The cop followed me. It only took us a minute to drive to that apartment. René was at the door, waiting. The cop went in. René and I waited at the door. When the cop came back to the door, he looked at us. “What’s his name?” He looked sad, the cop did. And angry, really angry.

“Reyes,” I said. “Reyes Espinosa.”

“Wait right here,” he said. Then he saw the guy who’d answered the door. He was passed out on the couch.

“Who’s he?”

“I don’t know.” I was doing all the talking. René was saying nothing. Like he’d lost his voice. “Mrs. Espinoza, she came to my house. She asked me if I could help her find Reyes, that he’d been gone for five days. My dad, he said I should go out and find him. That guy—he’s the one who answered the door.” I’d stopped crying. But it felt like I was gonna start up again. God. The pigeon.

The cop knew that. He nodded. “There a phone in this house?”

“I couldn’t find one,” I said.

“I’d better call an ambulance,” he said. “Wait right here.” He walked to his car. He got on his radio. He walked back. He tried to wake the stringy haired gringo who’d answered the door.
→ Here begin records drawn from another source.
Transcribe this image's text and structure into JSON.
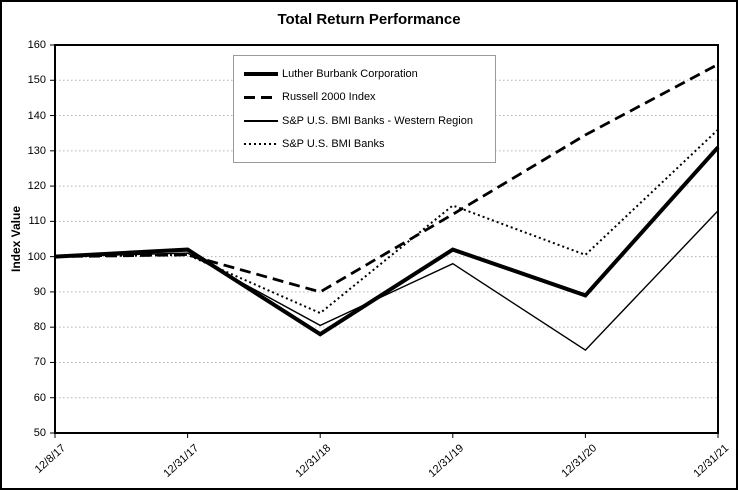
{
  "chart_data": {
    "type": "line",
    "title": "Total Return Performance",
    "xlabel": "",
    "ylabel": "Index Value",
    "ylim": [
      50,
      160
    ],
    "yticks": [
      50,
      60,
      70,
      80,
      90,
      100,
      110,
      120,
      130,
      140,
      150,
      160
    ],
    "categories": [
      "12/8/17",
      "12/31/17",
      "12/31/18",
      "12/31/19",
      "12/31/20",
      "12/31/21"
    ],
    "grid": true,
    "legend_position": "inside-top-center",
    "series": [
      {
        "name": "Luther Burbank Corporation",
        "style": "solid-thick",
        "values": [
          100,
          102,
          78,
          102,
          89,
          131
        ]
      },
      {
        "name": "Russell 2000 Index",
        "style": "dashed",
        "values": [
          100,
          100.5,
          90,
          112,
          134.5,
          154.5
        ]
      },
      {
        "name": "S&P U.S. BMI Banks - Western Region",
        "style": "solid-thin",
        "values": [
          100,
          101,
          80.5,
          98,
          73.5,
          113
        ]
      },
      {
        "name": "S&P U.S. BMI Banks",
        "style": "dotted",
        "values": [
          100,
          100.5,
          84,
          114.5,
          100.5,
          136
        ]
      }
    ],
    "colors": {
      "line": "#000000",
      "grid": "#b3b3b3",
      "plot_border": "#000000",
      "legend_border": "#9a9a9a",
      "background": "#ffffff"
    }
  }
}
The guy wouldn’t wake up. The cop looked at us. “I want you to go stand by my car. Just wait there.”

So that’s what we did. I lit a cigarette, gave one to René.

“He’s dead,” René whispered.

I didn’t say anything. Finally, I said, “They’re gonna ask us how we found this place. I’m gonna tell him we saw this guy that we knew who hung around Reyes. We’re gonna tell him that I asked, that I asked him if he’d seen Reyes. And he told us that he hung around this apartment a lot. So we came here. And if they ask us who the guy was, I’m gonna say he was just this guy that hung around Reyes, and that I didn’t know his name. And if they ask us where we saw this guy, we’re gonna say, he was walking down Española Street. Are you listening?”